My problem is that, by default, scipy functions compute intervals for the mean, am I right? Like in this answer.


Solution

  • This is on Stack Overflow, so the computational answer is to use the bootstrap.

    from typing import Callable
    import numpy as np
    from scipy import stats
    rng = np.random.default_rng(84354894298246)
    
    def normal_ci(
        data: np.array,
        axis: int = 0,
        statistic: Callable = np.mean,
        confidence: float = 0.95
    ):
        res = stats.bootstrap((data,), statistic, axis=axis,
                              confidence_level=confidence)
        return tuple(res.confidence_interval)
    
    # generate 1000 samples, each of length 100
    data = rng.standard_normal(size=(1000, 100))
    
    # compute the confidence interval for each
    low, high = normal_ci(data, axis=-1)
    
    # the confidence interval contains the population value
    # of the statistic in 95% of cases
    np.mean((low < 0) & (0 < high))  # 0.953
    

    Since you know the families from which your data are drawn, you could look into the parametric bootstrap.

    def normal_ci(
        data: np.array,
        axis: int = 0,
        statistic: Callable = np.mean,
        confidence: float = 0.95
    ):
        # fit a normal distribution to the data
        mean = np.mean(data, axis=axis)
        std = np.std(data, ddof=1, axis=axis)
    
        # resample data from the fitted normal distribution
        n_resamples = 999
        m = data.shape[axis]  # assuming axis is an integer
        resample = rng.normal(loc=mean, scale=std, size=(m, n_resamples) + mean.shape)
    
        # compute the statistic for each of the resamples to estimate
        # the distribution
        statistic_distribution = statistic(resample, axis=0)
    
        # Generate the confidence interval
        # percentile bootstrap (very crude)
        alpha = 1 - confidence
        low, high = np.quantile(statistic_distribution, [alpha/2, 1-alpha/2], axis=0)
        return low, high
    
    low, high = normal_ci(data, axis=-1)
    np.mean((low < 0) & (0 < high))  # 0.954
    

    SciPy's bootstrap function uses the BCa method by default, which is reasonably sophisticated; this parametric bootstrap is what I could write in a few minutes.
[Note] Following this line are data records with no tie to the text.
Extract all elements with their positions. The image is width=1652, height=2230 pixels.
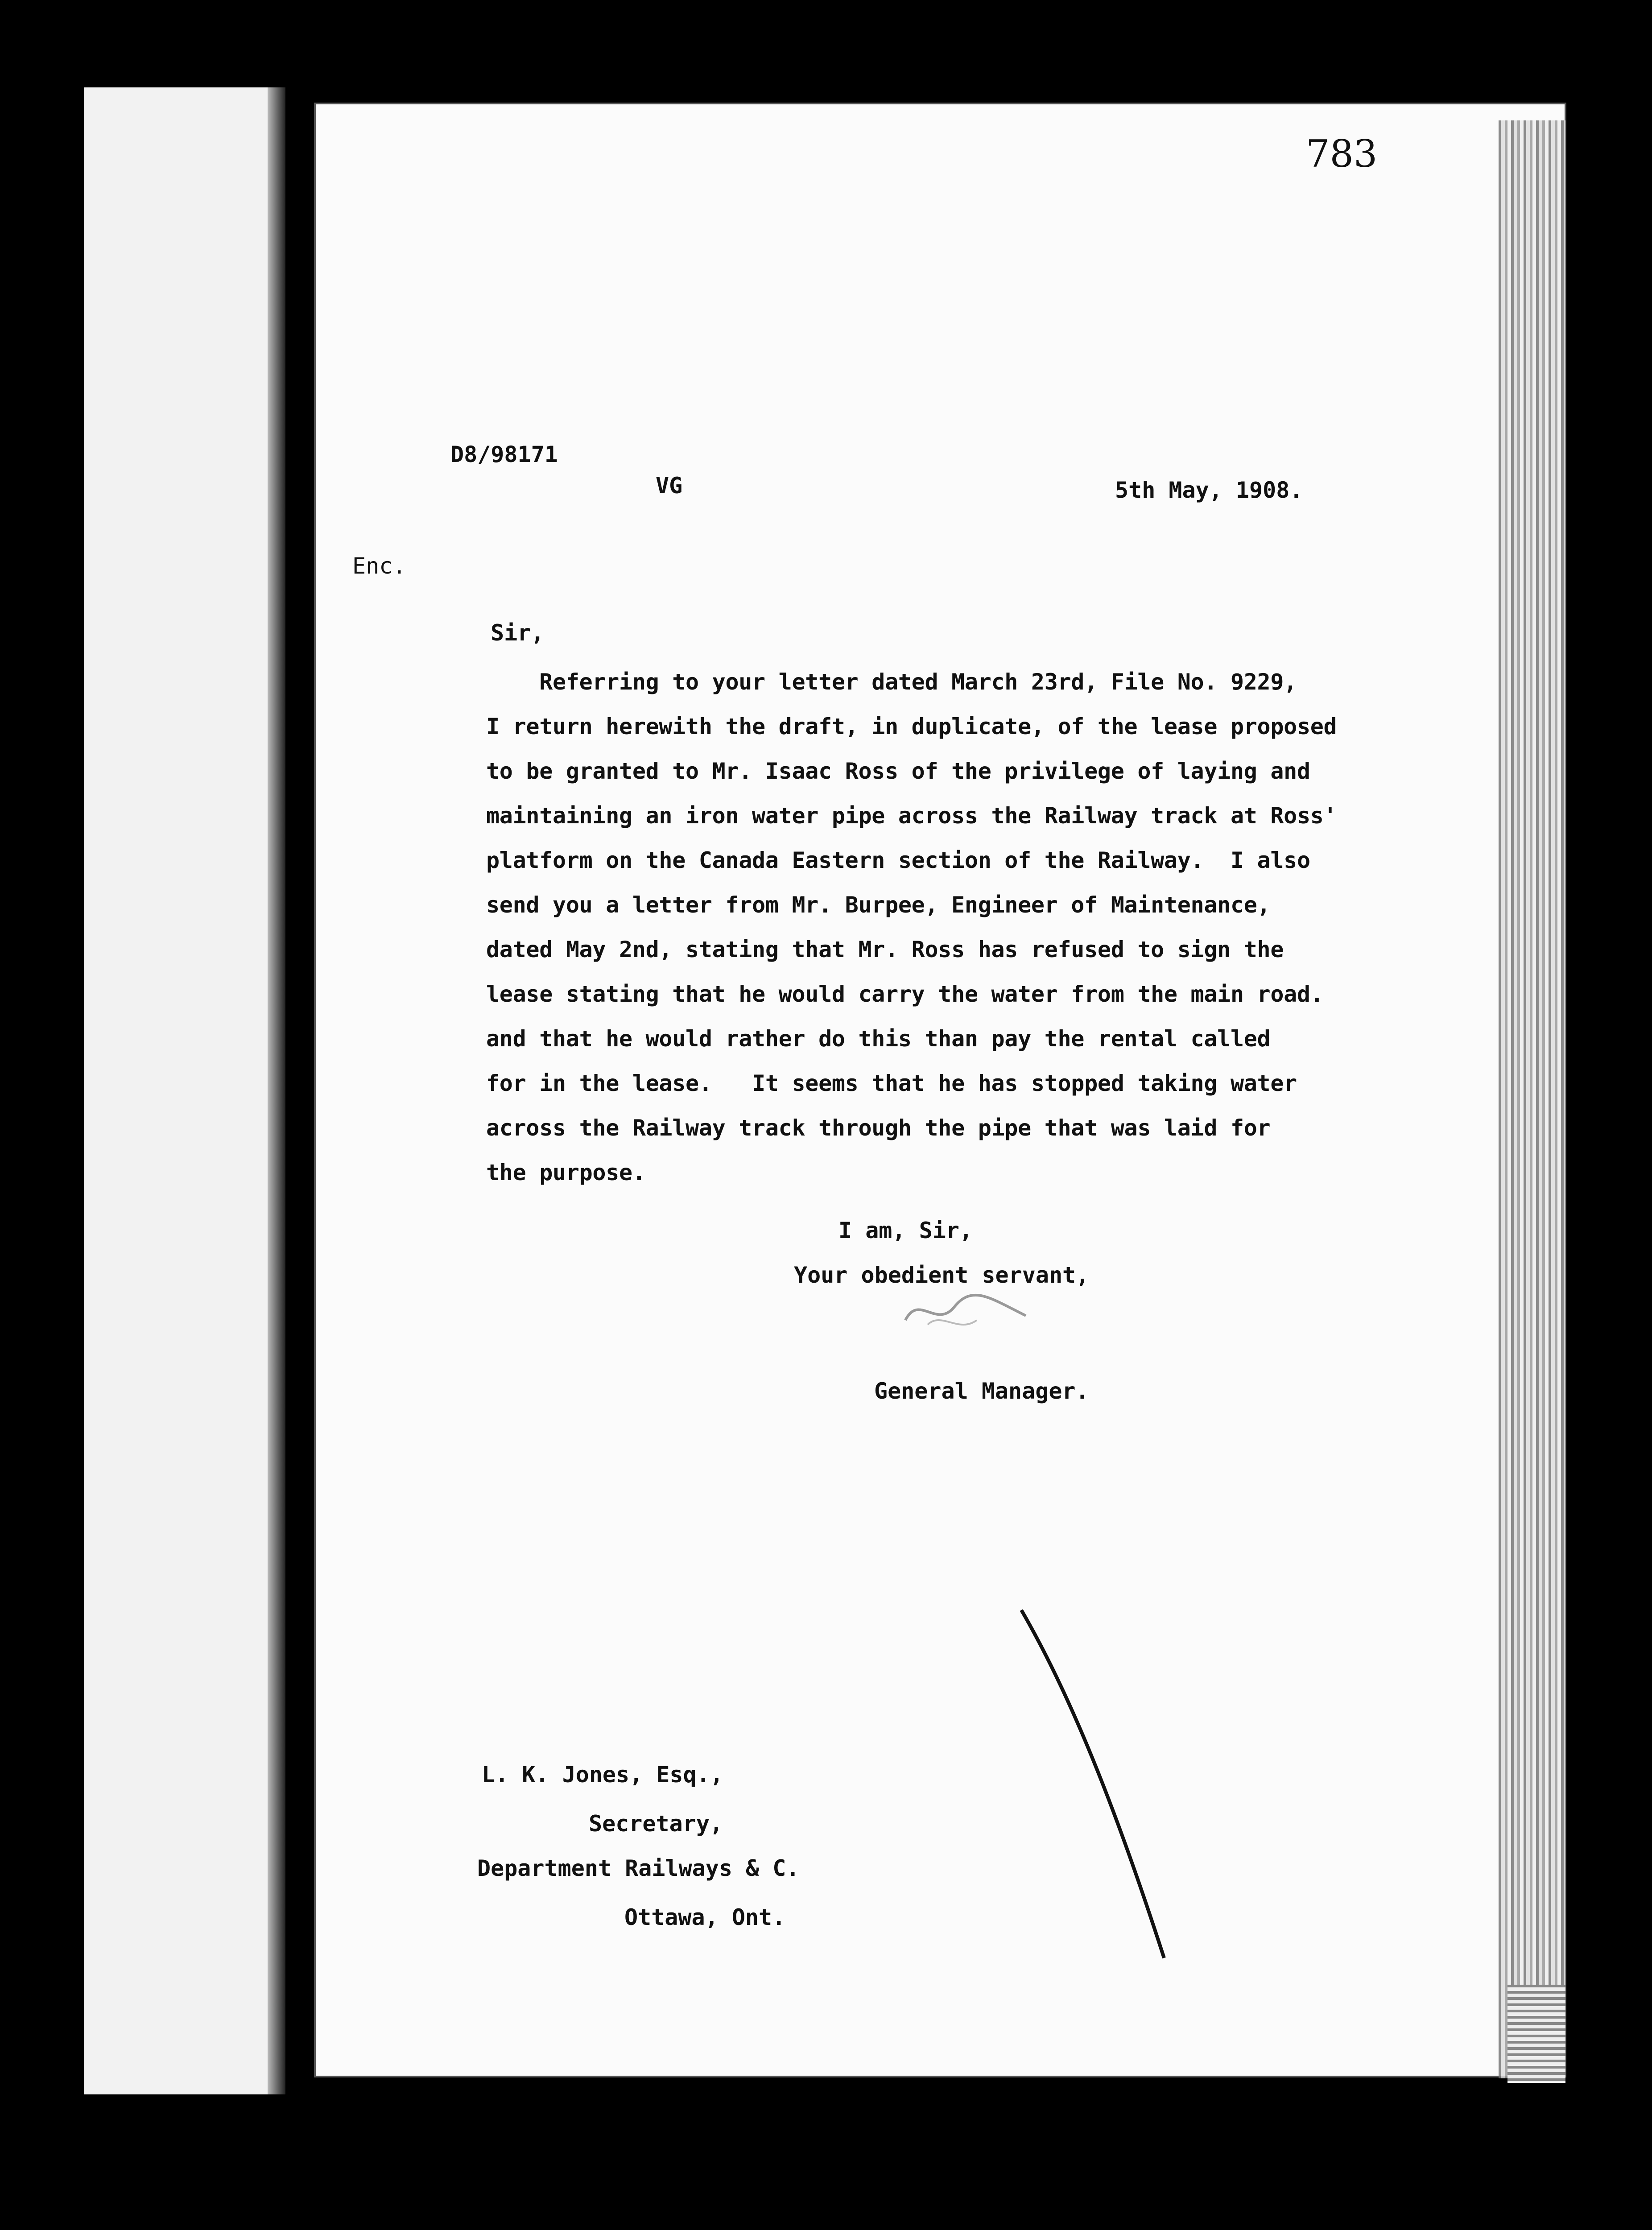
body-line: and that he would rather do this than pay the rental called	[486, 1026, 1271, 1052]
body-line: I return herewith the draft, in duplicate, of the lease proposed	[486, 714, 1337, 739]
page-stack-edge	[1499, 120, 1565, 2078]
enclosure-note: Enc.	[352, 553, 406, 579]
file-reference: D8/98171	[450, 442, 558, 467]
addressee-line: Department Railways & C.	[477, 1855, 800, 1881]
addressee-line: Ottawa, Ont.	[624, 1904, 786, 1930]
body-line: lease stating that he would carry the water from the main road.	[486, 981, 1324, 1007]
faint-signature-mark	[901, 1284, 1035, 1338]
page-stack-corner	[1507, 1985, 1565, 2083]
closing-line: Your obedient servant,	[794, 1262, 1090, 1288]
body-line: send you a letter from Mr. Burpee, Engineer of Maintenance,	[486, 892, 1271, 918]
pen-stroke-mark	[1017, 1606, 1195, 1962]
page-number: 783	[1306, 132, 1378, 176]
left-binding-strip	[84, 87, 274, 2094]
initials: VG	[656, 473, 683, 499]
signature-title: General Manager.	[874, 1378, 1089, 1404]
body-line: across the Railway track through the pipe that was laid for	[486, 1115, 1271, 1141]
letter-date: 5th May, 1908.	[1115, 477, 1303, 503]
body-line: platform on the Canada Eastern section of the Railway. I also	[486, 847, 1310, 873]
body-line: to be granted to Mr. Isaac Ross of the privilege of laying and	[486, 758, 1310, 784]
closing-line: I am, Sir,	[838, 1218, 973, 1243]
body-line: Referring to your letter dated March 23rd, File No. 9229,	[486, 669, 1297, 695]
left-strip-shadow	[268, 87, 285, 2094]
body-line: for in the lease. It seems that he has stopped taking water	[486, 1070, 1297, 1096]
body-line: maintaining an iron water pipe across the Railway track at Ross'	[486, 803, 1337, 829]
body-line: the purpose.	[486, 1160, 646, 1185]
body-line: dated May 2nd, stating that Mr. Ross has refused to sign the	[486, 937, 1284, 962]
salutation: Sir,	[491, 620, 545, 646]
addressee-line: L. K. Jones, Esq.,	[482, 1762, 723, 1788]
addressee-line: Secretary,	[589, 1811, 723, 1837]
So for parametric bootstrap, you really should research what other libraries are out there.

    If you're not happy with the bootstrap, you'd need to do some research: for each of the statistics and population families you're interested in, you need to know the distribution of the statistic of a sample drawn from your population. For a sample from a normal distribution, the sample mean is t-distributed, the variance is chi-squared distributed, etc... and that is not a question for Stack Overflow.